«Mi hai nutrito di promesse, lui di cene»: come ha perso tutto

«Mi nutrivi di promesse, lui mi nutre con la cena»: come Leonida ha perso tutto

Leonida si agitava per la piccola cucina come una tigre in gabbia. Si strofinava le mani, sistemava i piatti, spostava la zuccheriera, cercando un appiglio in una routine che odiava. In testa gli ronzava un monologo. Doveva parlarle. Mettere fine a tutto. Basta. Non ce la faceva più, punto.

Caterina, ovviamente, avrebbe pianto. Avrebbe pregato per farlo restare. Gli avrebbe detto quanto era stanca, quanto ci aveva provato. Avrebbe promesso che potevano ancora sistemare le cose. Ma lui lo sapeva: era finita. La fine. Loro due non esistevano più. Adesso erano solo due coinquilini tenuti insieme da un mutuo e un frigo. Senza amore, senza rispetto, senza neanche più la noia. Il vuoto.

Sentì la chiave girare nella serratura. Si tese, come prima di un tuffo da una scogliera.

Caterina entrò in casa, sprofondando sul mobiletto dell’ingresso. Prima cosa: si tolse quelle maledette scarpe nuove. La giornata era stata un inferno—lavorare come commessa in un negozio d’abbigliamento al centro commerciale l’aveva trasformata in una macchina con mille braccia: prendi, porta, prova, aiuta. La primavera risvegliava nei clienti la voglia di cambiamenti: chi cercava l’amore, chi un vestito nuovo.

“Ciao. Sei stanca?” chiese Leonida, cauto.

“Come un cane. Non mi sono seduta un minuto,” sospirò lei, senza neanche guardarlo.

“Capisco. La cena è pronta?”

Caterina annuì e si diresse in cucina. In venti minuti, i fornelli bollivano, le padelle sfrigolavano, l’aria era piena di profumi in cui Leonida cercava ancora, invano, un senso alla vita.

Rimase sulla soglia, raccogliendo il coraggio. Inspirò profondamente.

“Caterina…” iniziò, “dobbiamo parlare.”

Lei si voltò, continuando a pelare le carote. Senza sorpresa, senza allarme.

“Separiamoci,” sbottò lui. “Non ce la faccio più. Siamo estranei. Tu hai ucciso la mia creatività.
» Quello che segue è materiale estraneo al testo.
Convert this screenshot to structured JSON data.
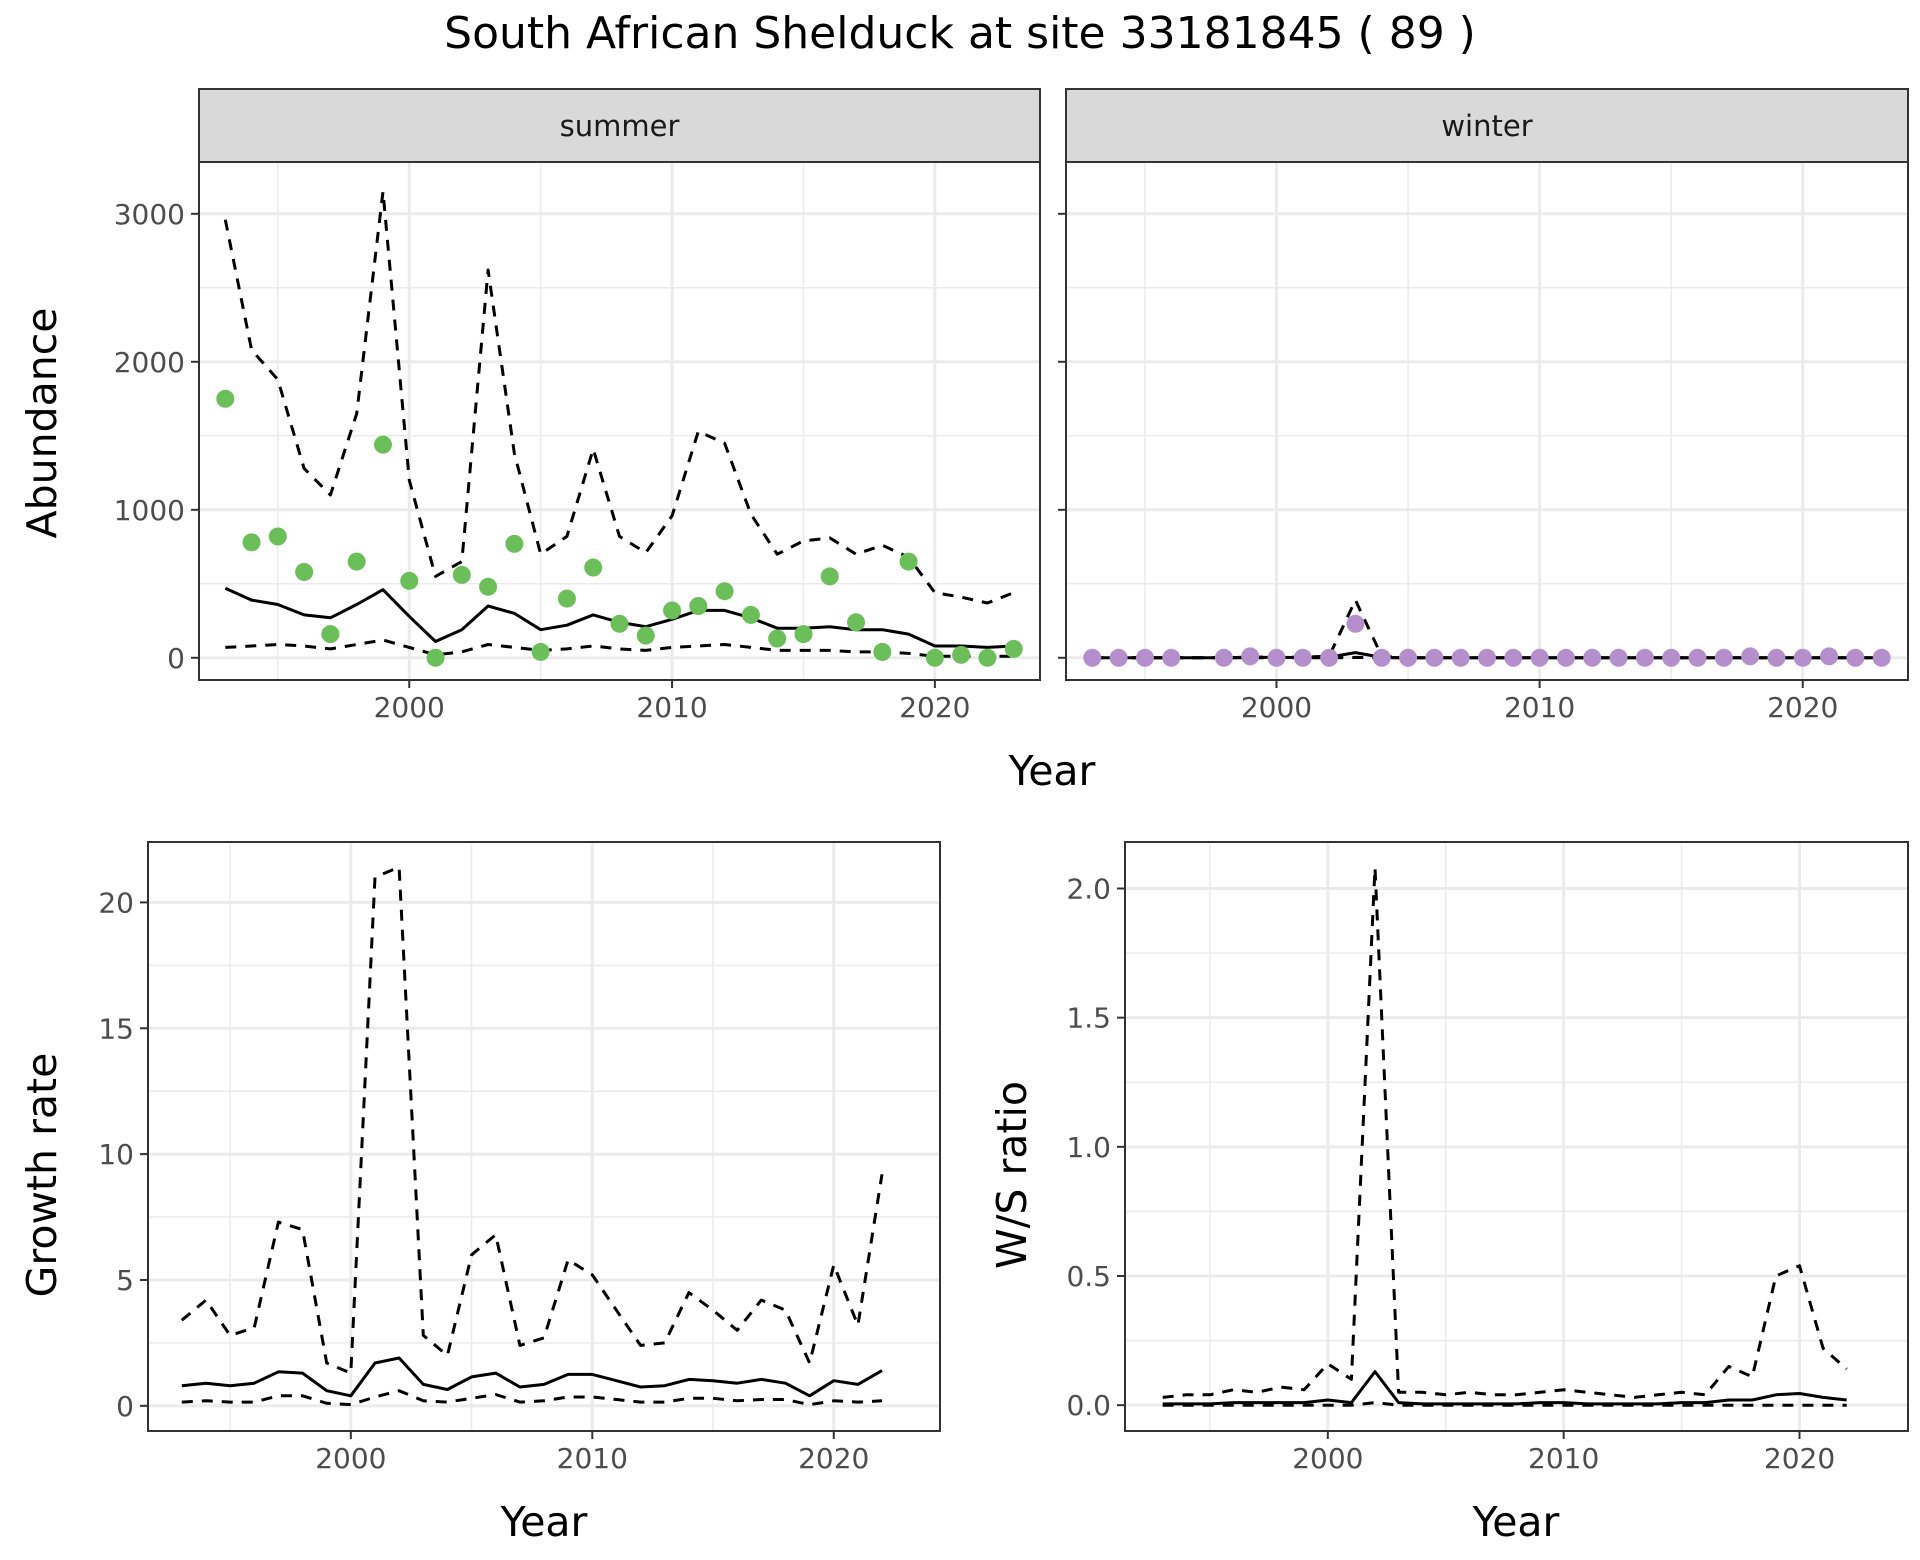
{
  "title": "South African Shelduck at site 33181845 ( 89 )",
  "colors": {
    "summer_points": "#6bbf59",
    "winter_points": "#b48fcc",
    "line": "#000000",
    "grid": "#ebebeb",
    "strip_fill": "#d9d9d9",
    "strip_border": "#333333"
  },
  "chart_data": [
    {
      "type": "line",
      "panel": "summer",
      "strip_label": "summer",
      "xlabel": "Year",
      "ylabel": "Abundance",
      "xlim": [
        1992,
        2024
      ],
      "ylim": [
        -150,
        3350
      ],
      "x_ticks": [
        2000,
        2010,
        2020
      ],
      "y_ticks": [
        0,
        1000,
        2000,
        3000
      ],
      "points": {
        "x": [
          1993,
          1994,
          1995,
          1996,
          1997,
          1998,
          1999,
          2000,
          2001,
          2002,
          2003,
          2004,
          2005,
          2006,
          2007,
          2008,
          2009,
          2010,
          2011,
          2012,
          2013,
          2014,
          2015,
          2016,
          2017,
          2018,
          2019,
          2020,
          2021,
          2022,
          2023
        ],
        "y": [
          1750,
          780,
          820,
          580,
          160,
          650,
          1440,
          520,
          0,
          560,
          480,
          770,
          40,
          400,
          610,
          230,
          150,
          320,
          350,
          450,
          290,
          130,
          160,
          550,
          240,
          40,
          650,
          0,
          20,
          0,
          60
        ]
      },
      "series": [
        {
          "style": "solid",
          "x": [
            1993,
            1994,
            1995,
            1996,
            1997,
            1998,
            1999,
            2000,
            2001,
            2002,
            2003,
            2004,
            2005,
            2006,
            2007,
            2008,
            2009,
            2010,
            2011,
            2012,
            2013,
            2014,
            2015,
            2016,
            2017,
            2018,
            2019,
            2020,
            2021,
            2022,
            2023
          ],
          "y": [
            470,
            390,
            360,
            290,
            270,
            360,
            460,
            280,
            110,
            190,
            350,
            300,
            190,
            220,
            290,
            240,
            210,
            260,
            320,
            320,
            270,
            200,
            200,
            210,
            190,
            190,
            160,
            80,
            80,
            70,
            80
          ]
        },
        {
          "style": "dashed",
          "x": [
            1993,
            1994,
            1995,
            1996,
            1997,
            1998,
            1999,
            2000,
            2001,
            2002,
            2003,
            2004,
            2005,
            2006,
            2007,
            2008,
            2009,
            2010,
            2011,
            2012,
            2013,
            2014,
            2015,
            2016,
            2017,
            2018,
            2019,
            2020,
            2021,
            2022,
            2023
          ],
          "y": [
            2960,
            2080,
            1880,
            1280,
            1100,
            1650,
            3150,
            1200,
            550,
            650,
            2620,
            1380,
            700,
            820,
            1410,
            820,
            710,
            960,
            1530,
            1450,
            970,
            700,
            790,
            810,
            700,
            760,
            680,
            440,
            410,
            370,
            440
          ]
        },
        {
          "style": "dashed",
          "x": [
            1993,
            1994,
            1995,
            1996,
            1997,
            1998,
            1999,
            2000,
            2001,
            2002,
            2003,
            2004,
            2005,
            2006,
            2007,
            2008,
            2009,
            2010,
            2011,
            2012,
            2013,
            2014,
            2015,
            2016,
            2017,
            2018,
            2019,
            2020,
            2021,
            2022,
            2023
          ],
          "y": [
            70,
            80,
            90,
            80,
            60,
            90,
            120,
            70,
            20,
            40,
            90,
            70,
            50,
            60,
            80,
            60,
            50,
            70,
            80,
            90,
            70,
            50,
            50,
            50,
            40,
            40,
            30,
            10,
            10,
            10,
            10
          ]
        }
      ]
    },
    {
      "type": "line",
      "panel": "winter",
      "strip_label": "winter",
      "xlabel": "Year",
      "ylabel": "Abundance",
      "xlim": [
        1992,
        2024
      ],
      "ylim": [
        -150,
        3350
      ],
      "x_ticks": [
        2000,
        2010,
        2020
      ],
      "y_ticks": [
        0,
        1000,
        2000,
        3000
      ],
      "points": {
        "x": [
          1993,
          1994,
          1995,
          1996,
          1998,
          1999,
          2000,
          2001,
          2002,
          2003,
          2004,
          2005,
          2006,
          2007,
          2008,
          2009,
          2010,
          2011,
          2012,
          2013,
          2014,
          2015,
          2016,
          2017,
          2018,
          2019,
          2020,
          2021,
          2022,
          2023
        ],
        "y": [
          0,
          0,
          0,
          0,
          0,
          10,
          0,
          0,
          0,
          230,
          0,
          0,
          0,
          0,
          0,
          0,
          0,
          0,
          0,
          0,
          0,
          0,
          0,
          0,
          10,
          0,
          0,
          10,
          0,
          0
        ]
      },
      "series": [
        {
          "style": "solid",
          "x": [
            1993,
            1994,
            1995,
            1996,
            1997,
            1998,
            1999,
            2000,
            2001,
            2002,
            2003,
            2004,
            2005,
            2006,
            2007,
            2008,
            2009,
            2010,
            2011,
            2012,
            2013,
            2014,
            2015,
            2016,
            2017,
            2018,
            2019,
            2020,
            2021,
            2022,
            2023
          ],
          "y": [
            0,
            0,
            0,
            0,
            0,
            0,
            3,
            3,
            2,
            5,
            35,
            3,
            0,
            0,
            0,
            0,
            0,
            0,
            0,
            0,
            0,
            0,
            0,
            0,
            0,
            0,
            0,
            0,
            0,
            0,
            0
          ]
        },
        {
          "style": "dashed",
          "x": [
            1993,
            1994,
            1995,
            1996,
            1997,
            1998,
            1999,
            2000,
            2001,
            2002,
            2003,
            2004,
            2005,
            2006,
            2007,
            2008,
            2009,
            2010,
            2011,
            2012,
            2013,
            2014,
            2015,
            2016,
            2017,
            2018,
            2019,
            2020,
            2021,
            2022,
            2023
          ],
          "y": [
            0,
            0,
            0,
            0,
            0,
            0,
            5,
            5,
            5,
            10,
            390,
            10,
            0,
            0,
            0,
            0,
            0,
            0,
            0,
            0,
            0,
            0,
            0,
            0,
            0,
            0,
            0,
            0,
            0,
            0,
            0
          ]
        },
        {
          "style": "dashed",
          "x": [
            1993,
            1994,
            1995,
            1996,
            1997,
            1998,
            1999,
            2000,
            2001,
            2002,
            2003,
            2004,
            2005,
            2006,
            2007,
            2008,
            2009,
            2010,
            2011,
            2012,
            2013,
            2014,
            2015,
            2016,
            2017,
            2018,
            2019,
            2020,
            2021,
            2022,
            2023
          ],
          "y": [
            0,
            0,
            0,
            0,
            0,
            0,
            0,
            0,
            0,
            0,
            3,
            0,
            0,
            0,
            0,
            0,
            0,
            0,
            0,
            0,
            0,
            0,
            0,
            0,
            0,
            0,
            0,
            0,
            0,
            0,
            0
          ]
        }
      ]
    },
    {
      "type": "line",
      "panel": "growth",
      "xlabel": "Year",
      "ylabel": "Growth rate",
      "xlim": [
        1991.6,
        2024.4
      ],
      "ylim": [
        -1.0,
        22.4
      ],
      "x_ticks": [
        2000,
        2010,
        2020
      ],
      "y_ticks": [
        0,
        5,
        10,
        15,
        20
      ],
      "series": [
        {
          "style": "solid",
          "x": [
            1993,
            1994,
            1995,
            1996,
            1997,
            1998,
            1999,
            2000,
            2001,
            2002,
            2003,
            2004,
            2005,
            2006,
            2007,
            2008,
            2009,
            2010,
            2011,
            2012,
            2013,
            2014,
            2015,
            2016,
            2017,
            2018,
            2019,
            2020,
            2021,
            2022
          ],
          "y": [
            0.8,
            0.9,
            0.8,
            0.9,
            1.35,
            1.3,
            0.6,
            0.4,
            1.7,
            1.9,
            0.85,
            0.65,
            1.15,
            1.3,
            0.75,
            0.85,
            1.25,
            1.25,
            1.0,
            0.75,
            0.8,
            1.05,
            1.0,
            0.9,
            1.05,
            0.9,
            0.4,
            1.0,
            0.85,
            1.4
          ]
        },
        {
          "style": "dashed",
          "x": [
            1993,
            1994,
            1995,
            1996,
            1997,
            1998,
            1999,
            2000,
            2001,
            2002,
            2003,
            2004,
            2005,
            2006,
            2007,
            2008,
            2009,
            2010,
            2011,
            2012,
            2013,
            2014,
            2015,
            2016,
            2017,
            2018,
            2019,
            2020,
            2021,
            2022
          ],
          "y": [
            3.4,
            4.2,
            2.8,
            3.1,
            7.3,
            7.0,
            1.7,
            1.3,
            21.0,
            21.4,
            2.8,
            2.0,
            6.0,
            6.8,
            2.4,
            2.7,
            5.8,
            5.2,
            3.8,
            2.4,
            2.5,
            4.5,
            3.8,
            3.0,
            4.2,
            3.8,
            1.7,
            5.6,
            3.2,
            9.2
          ]
        },
        {
          "style": "dashed",
          "x": [
            1993,
            1994,
            1995,
            1996,
            1997,
            1998,
            1999,
            2000,
            2001,
            2002,
            2003,
            2004,
            2005,
            2006,
            2007,
            2008,
            2009,
            2010,
            2011,
            2012,
            2013,
            2014,
            2015,
            2016,
            2017,
            2018,
            2019,
            2020,
            2021,
            2022
          ],
          "y": [
            0.15,
            0.2,
            0.15,
            0.15,
            0.4,
            0.4,
            0.1,
            0.05,
            0.35,
            0.6,
            0.2,
            0.15,
            0.3,
            0.45,
            0.15,
            0.2,
            0.35,
            0.35,
            0.25,
            0.15,
            0.15,
            0.3,
            0.3,
            0.2,
            0.25,
            0.25,
            0.05,
            0.2,
            0.15,
            0.2
          ]
        }
      ]
    },
    {
      "type": "line",
      "panel": "ratio",
      "xlabel": "Year",
      "ylabel": "W/S ratio",
      "xlim": [
        1991.4,
        2024.6
      ],
      "ylim": [
        -0.1,
        2.18
      ],
      "x_ticks": [
        2000,
        2010,
        2020
      ],
      "y_ticks": [
        0.0,
        0.5,
        1.0,
        1.5,
        2.0
      ],
      "y_tick_labels": [
        "0.0",
        "0.5",
        "1.0",
        "1.5",
        "2.0"
      ],
      "series": [
        {
          "style": "solid",
          "x": [
            1993,
            1994,
            1995,
            1996,
            1997,
            1998,
            1999,
            2000,
            2001,
            2002,
            2003,
            2004,
            2005,
            2006,
            2007,
            2008,
            2009,
            2010,
            2011,
            2012,
            2013,
            2014,
            2015,
            2016,
            2017,
            2018,
            2019,
            2020,
            2021,
            2022
          ],
          "y": [
            0.005,
            0.005,
            0.005,
            0.01,
            0.01,
            0.01,
            0.01,
            0.02,
            0.01,
            0.13,
            0.01,
            0.005,
            0.005,
            0.005,
            0.005,
            0.005,
            0.01,
            0.01,
            0.005,
            0.005,
            0.005,
            0.005,
            0.01,
            0.01,
            0.02,
            0.02,
            0.04,
            0.045,
            0.03,
            0.02
          ]
        },
        {
          "style": "dashed",
          "x": [
            1993,
            1994,
            1995,
            1996,
            1997,
            1998,
            1999,
            2000,
            2001,
            2002,
            2003,
            2004,
            2005,
            2006,
            2007,
            2008,
            2009,
            2010,
            2011,
            2012,
            2013,
            2014,
            2015,
            2016,
            2017,
            2018,
            2019,
            2020,
            2021,
            2022
          ],
          "y": [
            0.03,
            0.04,
            0.04,
            0.06,
            0.05,
            0.07,
            0.06,
            0.16,
            0.1,
            2.08,
            0.05,
            0.05,
            0.04,
            0.05,
            0.04,
            0.04,
            0.05,
            0.06,
            0.05,
            0.04,
            0.03,
            0.04,
            0.05,
            0.04,
            0.15,
            0.11,
            0.5,
            0.54,
            0.22,
            0.14
          ]
        },
        {
          "style": "dashed",
          "x": [
            1993,
            1994,
            1995,
            1996,
            1997,
            1998,
            1999,
            2000,
            2001,
            2002,
            2003,
            2004,
            2005,
            2006,
            2007,
            2008,
            2009,
            2010,
            2011,
            2012,
            2013,
            2014,
            2015,
            2016,
            2017,
            2018,
            2019,
            2020,
            2021,
            2022
          ],
          "y": [
            0,
            0,
            0,
            0,
            0,
            0,
            0,
            0,
            0,
            0.01,
            0,
            0,
            0,
            0,
            0,
            0,
            0,
            0,
            0,
            0,
            0,
            0,
            0,
            0,
            0,
            0,
            0,
            0,
            0,
            0
          ]
        }
      ]
    }
  ]
}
Io sono un artista, tu sei la routine. Mi chiedi soldi, non mi lasci crescere, mi blocchi le ali. Non voglio più questa vita.”
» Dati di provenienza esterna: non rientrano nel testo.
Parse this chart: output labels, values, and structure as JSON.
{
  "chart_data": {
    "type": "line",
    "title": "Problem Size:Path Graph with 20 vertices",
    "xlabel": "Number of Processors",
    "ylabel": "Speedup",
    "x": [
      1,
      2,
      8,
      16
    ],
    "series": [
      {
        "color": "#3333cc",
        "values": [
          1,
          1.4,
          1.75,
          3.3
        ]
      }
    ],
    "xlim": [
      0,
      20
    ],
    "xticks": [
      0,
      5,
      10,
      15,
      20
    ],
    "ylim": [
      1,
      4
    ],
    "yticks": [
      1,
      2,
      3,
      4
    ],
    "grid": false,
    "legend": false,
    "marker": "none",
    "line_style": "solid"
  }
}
Era un’improvvisazione, ma a suo parere, sembrava molto teatrale. Quasi come a un provino.

Caterina continuò a grattare la carota, poi all’improvviso la sbatté nel lavandino, si tolse il grembiotto, spense i fornelli e lo fissò.

“D’accordo!” disse, calma. “D’accordo, Leonida. Al diavolo sta routine.”

Lui rimase di sasso. Non era nel copione. Dove erano le lacrime? L’isteria?

Mentre lui digeriva la sua reazione, Caterina si preparò un caffè, prese formaggio e biscotti e si sedette a tavola.

“Catè… sei sotto shock. È normale. Ma anche tu lo sentivi, no? Cucini senza passione. Tutto meccanicamente…”

“Eh già. Senza passione,” ripetè lei, bevendo un sorso di caffè.

Il dialogo andava in pezzi. Perdeva battute e scene.

“Dobbiamo decidere cosa fare con l’appartamento,” iniziò lui, impacciato. “E il resto…”

“Pensavo fossi così soffocato da questa routine da scappare senza voltarti. E invece—ecco, il mutuo ti preoccupa,” rise sarcastica. “Va bene. Lascia l’appartamento a me. Ma allora ridammi metà di quello che hai pagato. Io vado da mio padre. È anziano, mi aspetta.”

“Che calcolatrice che sei,” sospirò Leonida. Lui sperava fosse più semplice. Sognava una carriera nel cinema, girava provini mentre faceva il guardiano. Tutti i soldi che guadagnava li dava a lei, senza pensarci. E ora—soldi, percentuali, carte.

Voleva la libertà. E invece si ritrovò coi conti.

“Caterina, tieniti tutto. Ridammi i soldi quando puoi. Non sono un mostro,” aggiunse con tono epico, come se le avesse regalato un castello, non un bilocale.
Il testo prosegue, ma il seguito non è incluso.